Il semblait sans doute trop facile d’identifier formellement la Morrigane
gaélique comme étant la Morgane des romans arthuriens. Aussi, la suite de d’Arbois
de Jubainville a-t-il proposé à ce nom la signification de « reine des
cauchemars ». C’était avouer qu’elle faisait peur et qu’elle était au
centre de tous les fantasmes de la nuit. Mais, en fait, le nom de Morrigane s’explique
très simplement : elle est la Grande Reine ,
ou plus exactement « la grande royale ». Or, le nom de l’héroïne
galloise Rhiannon (Rivanone en breton-armoricain), venu d’un ancien brittonique Rigantona , a exactement la même signification.
Il ne peut plus y avoir d’hésitation sur ce point : Morgane n’est pas la « née
de la mer », elle est « la grande reine », elle s’identifie
pleinement avec la Morrigane irlandaise, et elle est l’image héroïsée – et
quelque peu « diabolisée » – de la Vierge universelle. D’où son
importance dans le déroulement des multiples épisodes de ce cycle du Graal :
elle est partout présente, comme Merlin , mais
le plus souvent masquée, déguisée ou occultée, parce
qu’elle fait peur.
    Car n’oublions pas que Merlin, le prophète et l’enchanteur, est
le fils d’un diable, et qu’il n’a que deux disciples, deux femmes, Viviane, la
Dame du Lac, et Morgane, la reine de l’île des Pommiers. Merlin ayant disparu
de la surface de la terre, selon sa propre volonté, il appartient à ses deux
disciples de surveiller le fonctionnement des rouages subtils qu’il a mis en
place. La première, Viviane, a pris en charge l’éducation de Lancelot, celui
qui est nécessaire à cette étrange société égalitaire qu’est la Table Ronde. Viviane
est devenue ainsi la Dame du Lac, la mère nourricière et l’initiatrice de celui
qui sera le meilleur chevalier du monde. Mais comment peut-on devenir le
meilleur chevalier du monde si l’on n’a pas d’obstacles à surmonter ? Ces
obstacles, ce sera à Morgane de les dresser sur le passage du héros, car elle
est l’excitatrice, la provocatrice, celle sans laquelle aucune progression ne
peut être réalisée dans cette difficile errance vers le Graal.
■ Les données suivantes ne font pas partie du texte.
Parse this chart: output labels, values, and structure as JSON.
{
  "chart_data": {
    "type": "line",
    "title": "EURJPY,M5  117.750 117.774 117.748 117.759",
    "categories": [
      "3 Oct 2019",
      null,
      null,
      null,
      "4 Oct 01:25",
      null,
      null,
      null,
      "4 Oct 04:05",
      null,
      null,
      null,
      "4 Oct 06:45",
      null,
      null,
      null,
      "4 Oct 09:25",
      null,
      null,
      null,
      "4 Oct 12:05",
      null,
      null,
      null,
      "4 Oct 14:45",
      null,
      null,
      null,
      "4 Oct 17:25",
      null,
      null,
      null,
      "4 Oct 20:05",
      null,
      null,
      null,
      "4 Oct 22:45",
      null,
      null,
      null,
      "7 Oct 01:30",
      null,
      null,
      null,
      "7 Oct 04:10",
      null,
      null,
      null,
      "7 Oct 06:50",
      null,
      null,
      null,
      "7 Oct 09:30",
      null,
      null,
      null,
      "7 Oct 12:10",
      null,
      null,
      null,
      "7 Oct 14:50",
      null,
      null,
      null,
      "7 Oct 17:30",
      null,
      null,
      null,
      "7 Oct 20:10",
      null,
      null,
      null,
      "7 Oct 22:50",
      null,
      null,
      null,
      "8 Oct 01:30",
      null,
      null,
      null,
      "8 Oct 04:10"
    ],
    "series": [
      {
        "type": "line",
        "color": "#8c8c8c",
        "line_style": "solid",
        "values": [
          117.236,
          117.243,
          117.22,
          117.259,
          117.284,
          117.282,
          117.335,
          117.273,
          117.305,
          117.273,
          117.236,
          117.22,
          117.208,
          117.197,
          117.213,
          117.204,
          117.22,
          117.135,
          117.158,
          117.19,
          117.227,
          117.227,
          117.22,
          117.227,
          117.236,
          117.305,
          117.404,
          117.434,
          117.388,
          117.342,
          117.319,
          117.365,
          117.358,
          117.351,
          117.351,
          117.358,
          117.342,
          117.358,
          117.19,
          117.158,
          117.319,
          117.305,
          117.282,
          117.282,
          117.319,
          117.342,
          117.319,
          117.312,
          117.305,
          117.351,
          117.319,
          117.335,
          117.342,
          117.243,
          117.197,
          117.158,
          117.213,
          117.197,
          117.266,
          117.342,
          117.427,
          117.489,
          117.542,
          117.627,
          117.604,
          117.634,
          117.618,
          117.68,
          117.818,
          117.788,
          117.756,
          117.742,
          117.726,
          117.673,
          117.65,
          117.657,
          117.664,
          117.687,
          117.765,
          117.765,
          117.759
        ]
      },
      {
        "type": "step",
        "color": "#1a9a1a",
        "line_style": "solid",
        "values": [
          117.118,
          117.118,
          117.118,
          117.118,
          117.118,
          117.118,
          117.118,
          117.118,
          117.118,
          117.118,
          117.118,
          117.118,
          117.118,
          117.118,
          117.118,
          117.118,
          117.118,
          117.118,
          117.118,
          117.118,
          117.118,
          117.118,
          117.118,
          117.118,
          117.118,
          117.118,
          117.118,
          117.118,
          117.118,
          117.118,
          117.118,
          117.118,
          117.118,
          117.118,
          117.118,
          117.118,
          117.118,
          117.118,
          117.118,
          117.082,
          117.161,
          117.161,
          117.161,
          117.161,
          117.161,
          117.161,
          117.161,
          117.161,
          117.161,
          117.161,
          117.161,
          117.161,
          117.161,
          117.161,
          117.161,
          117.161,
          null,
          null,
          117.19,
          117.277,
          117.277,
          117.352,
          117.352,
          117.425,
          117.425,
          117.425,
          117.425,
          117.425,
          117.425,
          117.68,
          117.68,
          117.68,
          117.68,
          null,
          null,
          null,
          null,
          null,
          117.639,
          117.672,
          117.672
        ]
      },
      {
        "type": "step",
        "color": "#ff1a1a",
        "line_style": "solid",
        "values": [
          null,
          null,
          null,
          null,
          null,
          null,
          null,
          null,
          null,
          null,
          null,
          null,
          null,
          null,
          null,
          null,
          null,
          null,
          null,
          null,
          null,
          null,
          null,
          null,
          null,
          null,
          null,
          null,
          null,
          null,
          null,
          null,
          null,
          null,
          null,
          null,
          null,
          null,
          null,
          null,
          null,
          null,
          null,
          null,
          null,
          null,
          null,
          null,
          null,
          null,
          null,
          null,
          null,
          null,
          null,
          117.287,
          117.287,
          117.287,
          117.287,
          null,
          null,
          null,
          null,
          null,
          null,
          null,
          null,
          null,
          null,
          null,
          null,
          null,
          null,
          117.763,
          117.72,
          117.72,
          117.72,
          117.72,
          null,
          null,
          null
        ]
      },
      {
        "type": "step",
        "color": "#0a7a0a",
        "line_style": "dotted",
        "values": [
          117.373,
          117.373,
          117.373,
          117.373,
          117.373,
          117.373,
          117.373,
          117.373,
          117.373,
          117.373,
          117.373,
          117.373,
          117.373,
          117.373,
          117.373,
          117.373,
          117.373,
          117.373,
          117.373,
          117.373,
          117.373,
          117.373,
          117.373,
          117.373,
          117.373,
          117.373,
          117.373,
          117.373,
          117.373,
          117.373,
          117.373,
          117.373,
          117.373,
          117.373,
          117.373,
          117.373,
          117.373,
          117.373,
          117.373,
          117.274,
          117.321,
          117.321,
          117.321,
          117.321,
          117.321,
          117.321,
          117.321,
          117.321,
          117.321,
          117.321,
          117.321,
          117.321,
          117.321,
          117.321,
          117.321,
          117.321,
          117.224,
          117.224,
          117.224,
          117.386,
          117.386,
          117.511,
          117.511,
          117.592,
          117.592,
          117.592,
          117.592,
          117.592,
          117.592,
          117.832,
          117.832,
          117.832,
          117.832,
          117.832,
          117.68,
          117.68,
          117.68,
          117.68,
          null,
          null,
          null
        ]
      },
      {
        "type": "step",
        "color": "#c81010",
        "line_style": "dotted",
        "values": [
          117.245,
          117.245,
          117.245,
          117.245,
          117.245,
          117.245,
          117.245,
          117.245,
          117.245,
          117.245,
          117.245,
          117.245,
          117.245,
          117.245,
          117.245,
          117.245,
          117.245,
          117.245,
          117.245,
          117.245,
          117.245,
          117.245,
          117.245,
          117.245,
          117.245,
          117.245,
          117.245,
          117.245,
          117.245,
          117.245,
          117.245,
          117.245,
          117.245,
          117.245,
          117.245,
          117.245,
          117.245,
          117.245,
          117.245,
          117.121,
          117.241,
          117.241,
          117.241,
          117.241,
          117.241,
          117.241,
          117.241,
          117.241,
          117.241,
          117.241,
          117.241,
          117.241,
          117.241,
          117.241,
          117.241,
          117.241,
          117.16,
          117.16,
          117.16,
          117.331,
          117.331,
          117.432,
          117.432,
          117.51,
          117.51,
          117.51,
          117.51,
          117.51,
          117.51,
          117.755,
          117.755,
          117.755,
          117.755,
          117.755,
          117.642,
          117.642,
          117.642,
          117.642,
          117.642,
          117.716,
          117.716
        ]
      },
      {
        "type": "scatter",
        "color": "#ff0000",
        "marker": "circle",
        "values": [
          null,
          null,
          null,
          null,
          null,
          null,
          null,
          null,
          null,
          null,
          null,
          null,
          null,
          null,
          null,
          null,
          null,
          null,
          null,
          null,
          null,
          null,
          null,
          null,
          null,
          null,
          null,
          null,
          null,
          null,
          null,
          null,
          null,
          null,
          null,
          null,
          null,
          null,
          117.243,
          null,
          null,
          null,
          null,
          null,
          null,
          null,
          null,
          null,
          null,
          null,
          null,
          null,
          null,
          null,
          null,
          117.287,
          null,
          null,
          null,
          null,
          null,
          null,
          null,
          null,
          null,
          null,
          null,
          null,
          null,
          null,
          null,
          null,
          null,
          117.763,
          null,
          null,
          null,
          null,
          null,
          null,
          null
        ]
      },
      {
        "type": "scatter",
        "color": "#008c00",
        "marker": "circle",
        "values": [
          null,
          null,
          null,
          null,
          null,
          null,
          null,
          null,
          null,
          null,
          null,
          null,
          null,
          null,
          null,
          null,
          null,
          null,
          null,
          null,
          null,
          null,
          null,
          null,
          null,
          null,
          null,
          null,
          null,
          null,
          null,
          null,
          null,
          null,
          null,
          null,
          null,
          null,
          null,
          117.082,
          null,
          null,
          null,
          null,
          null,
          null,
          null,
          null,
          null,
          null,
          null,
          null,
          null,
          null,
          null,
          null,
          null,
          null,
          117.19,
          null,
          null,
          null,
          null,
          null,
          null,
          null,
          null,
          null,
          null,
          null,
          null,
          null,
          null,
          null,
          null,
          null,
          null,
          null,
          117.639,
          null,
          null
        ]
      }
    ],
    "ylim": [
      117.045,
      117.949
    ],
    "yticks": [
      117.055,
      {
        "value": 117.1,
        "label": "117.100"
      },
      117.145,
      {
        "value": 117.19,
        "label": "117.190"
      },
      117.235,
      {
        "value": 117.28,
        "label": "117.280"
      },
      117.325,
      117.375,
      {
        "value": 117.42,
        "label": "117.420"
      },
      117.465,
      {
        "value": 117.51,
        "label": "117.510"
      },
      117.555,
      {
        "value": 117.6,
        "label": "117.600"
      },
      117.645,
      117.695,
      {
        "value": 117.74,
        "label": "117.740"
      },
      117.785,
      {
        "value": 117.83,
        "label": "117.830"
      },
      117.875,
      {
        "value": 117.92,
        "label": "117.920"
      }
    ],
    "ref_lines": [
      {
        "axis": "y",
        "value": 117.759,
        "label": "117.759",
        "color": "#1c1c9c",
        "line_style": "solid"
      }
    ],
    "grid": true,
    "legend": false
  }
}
C’est dire l’importance
de ces deux personnages féminins dans l’épopée arthurienne : ils sont
essentiels, bien que contradictoires si l’on s’en tient aux apparences ; on
est alors tenté de dire que Viviane construit et que Morgane détruit. Cette
vision élémentaire n’est ni vraie ni fausse, et il faut se garder de tout parti
pris manichéen de bas étage. Dans le Cycle du Graal, en dépit de la lutte que
semblent engager les chevaliers d’Arthur contre les forces des ténèbres, il n’y
a aucune référence à un Bien absolu, ni condamnation d’un Mal non moins absolu.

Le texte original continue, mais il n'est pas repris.